Why conventional insurance is not Shariah-compliant
Given these prohibitions, it is clear why conventional insurance is considered haram (forbidden) in Islam. The practice of conventional insurance violates the core principles of Islamic finance, leading many Muslims to believe that all forms of insurance are impermissible. However, this is a misconception.
Prophet Muhammad (PBUH) himself endorsed the concept of preparedness against known risks. This approach was further exemplified by the practice of Aqilah, where members of a tribe would contribute to a communal fund to support each other in times of need.
Thus, the prohibition is not against the concept of insurance per se, but rather against the way it is practiced in conventional systems, which incorporate elements of riba, gharar, and maisir.
The emergence of Takaful
In response to the challenges posed by conventional insurance, Islamic scholars have developed Takaful, a cooperative form of insurance that aligns with Shariah principles.
Takaful is rooted in the idea of mutual assistance, where participants contribute to a common pool to support each other in times of need. This model eliminates the issues of riba, gharar, and maisir by ensuring that the interests of all participants are aligned, and any surplus is redistributed among the members.
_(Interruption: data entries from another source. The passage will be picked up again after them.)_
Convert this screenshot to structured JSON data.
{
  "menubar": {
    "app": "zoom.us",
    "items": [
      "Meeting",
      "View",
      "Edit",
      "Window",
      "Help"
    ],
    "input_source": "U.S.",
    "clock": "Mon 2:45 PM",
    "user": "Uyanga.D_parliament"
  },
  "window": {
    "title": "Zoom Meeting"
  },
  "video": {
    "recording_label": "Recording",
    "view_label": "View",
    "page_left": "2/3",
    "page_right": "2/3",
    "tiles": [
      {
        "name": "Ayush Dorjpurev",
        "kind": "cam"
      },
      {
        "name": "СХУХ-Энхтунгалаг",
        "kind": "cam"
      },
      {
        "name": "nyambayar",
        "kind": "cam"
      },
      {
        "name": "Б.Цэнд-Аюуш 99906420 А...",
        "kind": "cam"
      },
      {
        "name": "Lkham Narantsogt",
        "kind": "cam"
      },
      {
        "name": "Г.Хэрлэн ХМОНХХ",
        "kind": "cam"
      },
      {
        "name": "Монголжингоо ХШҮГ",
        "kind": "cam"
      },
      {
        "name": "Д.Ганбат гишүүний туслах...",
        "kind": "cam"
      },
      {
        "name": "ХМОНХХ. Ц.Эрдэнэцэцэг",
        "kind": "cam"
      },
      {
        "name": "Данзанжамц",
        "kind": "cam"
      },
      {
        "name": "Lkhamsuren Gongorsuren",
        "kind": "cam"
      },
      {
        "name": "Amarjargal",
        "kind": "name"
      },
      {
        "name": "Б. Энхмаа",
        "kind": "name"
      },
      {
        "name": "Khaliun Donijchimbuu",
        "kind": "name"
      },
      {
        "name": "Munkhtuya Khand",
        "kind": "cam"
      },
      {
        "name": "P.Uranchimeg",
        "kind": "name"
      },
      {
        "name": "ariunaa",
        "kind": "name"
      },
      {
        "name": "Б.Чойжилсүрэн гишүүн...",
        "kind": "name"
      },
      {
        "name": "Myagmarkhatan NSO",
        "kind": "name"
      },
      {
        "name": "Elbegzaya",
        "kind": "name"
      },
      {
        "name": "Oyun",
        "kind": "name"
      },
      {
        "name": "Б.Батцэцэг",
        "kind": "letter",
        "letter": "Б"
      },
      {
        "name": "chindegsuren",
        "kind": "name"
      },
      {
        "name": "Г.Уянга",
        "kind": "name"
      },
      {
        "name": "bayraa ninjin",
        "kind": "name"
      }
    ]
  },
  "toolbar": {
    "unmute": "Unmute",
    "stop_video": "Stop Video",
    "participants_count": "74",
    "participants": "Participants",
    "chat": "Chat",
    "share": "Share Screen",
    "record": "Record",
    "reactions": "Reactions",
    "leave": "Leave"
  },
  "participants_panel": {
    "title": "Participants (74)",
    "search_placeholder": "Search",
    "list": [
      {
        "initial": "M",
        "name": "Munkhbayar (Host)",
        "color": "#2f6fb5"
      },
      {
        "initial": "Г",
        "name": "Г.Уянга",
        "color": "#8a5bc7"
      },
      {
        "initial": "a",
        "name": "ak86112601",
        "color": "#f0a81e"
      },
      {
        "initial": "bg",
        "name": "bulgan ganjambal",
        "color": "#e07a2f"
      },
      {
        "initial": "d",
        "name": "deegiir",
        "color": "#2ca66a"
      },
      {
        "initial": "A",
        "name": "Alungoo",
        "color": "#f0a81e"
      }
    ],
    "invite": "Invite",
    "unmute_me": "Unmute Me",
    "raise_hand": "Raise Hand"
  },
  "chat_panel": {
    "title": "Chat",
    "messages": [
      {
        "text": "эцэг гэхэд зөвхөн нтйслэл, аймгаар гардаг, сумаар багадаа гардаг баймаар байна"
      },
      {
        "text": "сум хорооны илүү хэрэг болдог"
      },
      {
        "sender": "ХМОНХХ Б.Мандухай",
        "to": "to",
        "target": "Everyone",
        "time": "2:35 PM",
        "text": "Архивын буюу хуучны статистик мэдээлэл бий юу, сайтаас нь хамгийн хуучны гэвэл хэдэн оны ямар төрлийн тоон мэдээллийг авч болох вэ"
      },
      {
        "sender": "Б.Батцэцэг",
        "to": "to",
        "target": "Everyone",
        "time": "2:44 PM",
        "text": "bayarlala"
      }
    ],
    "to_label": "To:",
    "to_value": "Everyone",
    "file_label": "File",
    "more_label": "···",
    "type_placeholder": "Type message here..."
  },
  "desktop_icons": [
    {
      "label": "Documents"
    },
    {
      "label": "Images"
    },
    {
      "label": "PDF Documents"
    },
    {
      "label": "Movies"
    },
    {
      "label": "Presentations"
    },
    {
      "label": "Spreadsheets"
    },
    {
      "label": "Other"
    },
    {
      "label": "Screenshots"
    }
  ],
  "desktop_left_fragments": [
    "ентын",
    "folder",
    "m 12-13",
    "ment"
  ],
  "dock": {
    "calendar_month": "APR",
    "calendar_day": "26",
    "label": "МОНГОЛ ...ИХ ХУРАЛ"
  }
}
The potential for Takaful is enormous, not just within the Muslim world but globally, as it offers an ethical alternative to conventional insurance.
With the advent of blockchain technology, cryptocurrencies, and decentralized autonomous organizations (DAOs), there is now an unprecedented opportunity to create a truly transparent and cooperative insurance system based on Takaful principles. For example, blockchain technology presents a vital opportunity to advance Takaful by enhancing transparency and security, aligning perfectly with Shariah principles.
Its decentralized ledger reduces fraud through real-time, verifiable claim management and automation, cutting down on manual processes and administrative costs while improving efficiency (Khir & Said, 2020; Ibrahim et al., 2022).